Codeforces Round #486 (Div. 3)

D. Points and Powers of Two

#include<bits/stdc++.h>
using namespace std;

const int maxn=200005;

int n;
int a[maxn];

int main()
{
    cin >> n;
    for(int i = 1; i <= n; i++) cin >> a[i];
    sort(a + 1, a + n + 1);

    vector<int> res = { a[1] };
    for(int i = 1; i <= n; i++){
        for(int j = 0; j < 31; j++){
            int lx = a[i] - (1 << j);
            int rx = a[i] + (1 << j);
            bool isl = binary_search(a + 1, a + n + 1, lx);
            bool isr = binary_search(a + 1, a + n + 1, rx);
            if(isl && isr && int(res.size()) < 3){
                res = { lx, a[i], rx };
            }
            if(isl && int(res.size()) < 2){
                res = { lx, a[i] };
            }
            if(isr && int(res.size()) < 2){
                res = { a[i], rx };
            }
        }
    }

    cout << int(res.size()) << endl;
    for(auto it : res) cout << it << " ";
    cout << endl;

    return 0;
}

 E. Divisibility by 25

题解：能整除25，说明最后两位是00，50，25，75中的一种。

注意前导0的情况，比如50267，所以要先把移动过程中出现的前导0处理掉。

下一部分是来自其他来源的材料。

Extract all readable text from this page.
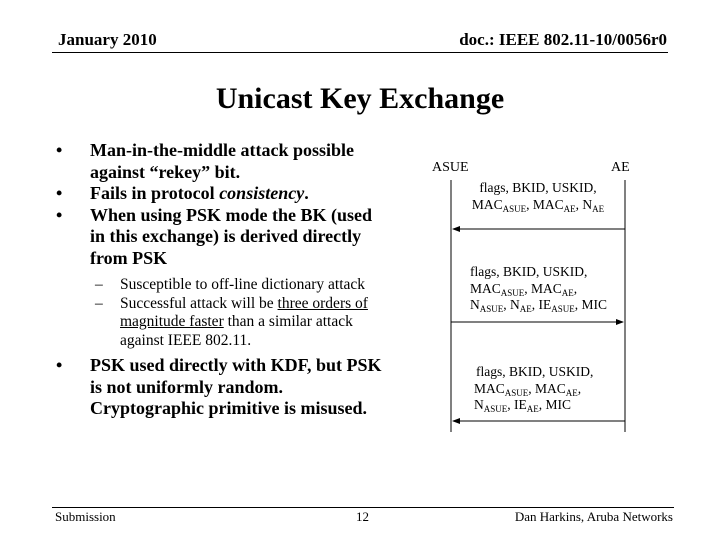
January 2010	doc.: IEEE 802.11-10/0056r0
Unicast Key Exchange
• Man-in-the-middle attack possible against “rekey” bit.
• Fails in protocol consistency.
• When using PSK mode the BK (used in this exchange) is derived directly from PSK
– Susceptible to off-line dictionary attack
– Successful attack will be three orders of magnitude faster than a similar attack against IEEE 802.11.
• PSK used directly with KDF, but PSK is not uniformly random. Cryptographic primitive is misused.
ASUE	AE
flags, BKID, USKID,
$MAC_{ASUE}$, $MAC_{AE}$, $N_{AE}$
flags, BKID, USKID,
$MAC_{ASUE}$, $MAC_{AE}$,
$N_{ASUE}$, $N_{AE}$, $IE_{ASUE}$, MIC
flags, BKID, USKID,
$MAC_{ASUE}$, $MAC_{AE}$,
$N_{ASUE}$, $IE_{AE}$, MIC
Submission	12	Dan Harkins, Aruba Networks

还有一种情况502，就是当末位为5，移掉5之后，会出现前导0，并且前导是无法处理掉的，这时可以特判一下。

#include<bits/stdc++.h>
#define ll long long
#define mem(arry, in) memset(arry, in, sizeof(arry))
#define For(index, st, end) for(int index = st; index < end; index++)
using namespace std;

const int maxn = 200005;
const int INF = 1e9 + 7;

ll n, cnt;
int c[20];

void build(ll x){
    cnt = 0;
    while(x){
        c[cnt++] = x % 10;
        x /= 10;
    }
}

int solve_1(){
    int l = -1, r = -1;
    for(int i = 0; i < cnt; i++) if(c[i] == 0) { l = i; break; }
    for(int i = 0; i < cnt; i++) if(i != l && (c[i] == 0 || c[i] == 5)) { r = i; break; }

    if(l == -1 || r == -1) return INF;
    return (l > r ? l + r : l + r - 1);
}

int getzero(int index){
    int t = 0;
    for(int i = index - 1; i >= 0; i--){
        if(c[i] == 0) t++;
        else break;
    }
    return t;
}

int solve_2(){
    int l = -1, r = -1;
    for(int i = 0; i < cnt; i++) if(c[i] == 5) { l = i; break; }
    if(l == cnt - 1 && c[l - 1] == 0){
        int x = getzero(l);
        if(x == cnt - 2) return INF;
        l += x;
    }
    for(int i = 0; i < cnt; i++) if(i != l && (c[i] == 2 || c[i] == 7)) { r = i; break; }
    if(l == -1 || r == -1 || (r == cnt - 1 && c[r - 1] == 0)) return INF;
    return (l > r ? l + r : l + r - 1);
}

int main()
{
    cin >> n;
    build(n);
    if(c[0] == 0 && c[1] == 0) {
        cout << 0 << endl;
        return 0;
    }
    int res = min(solve_1(), solve_2());
    cout << (res == INF ? -1 : res) << endl;
    return 0;
}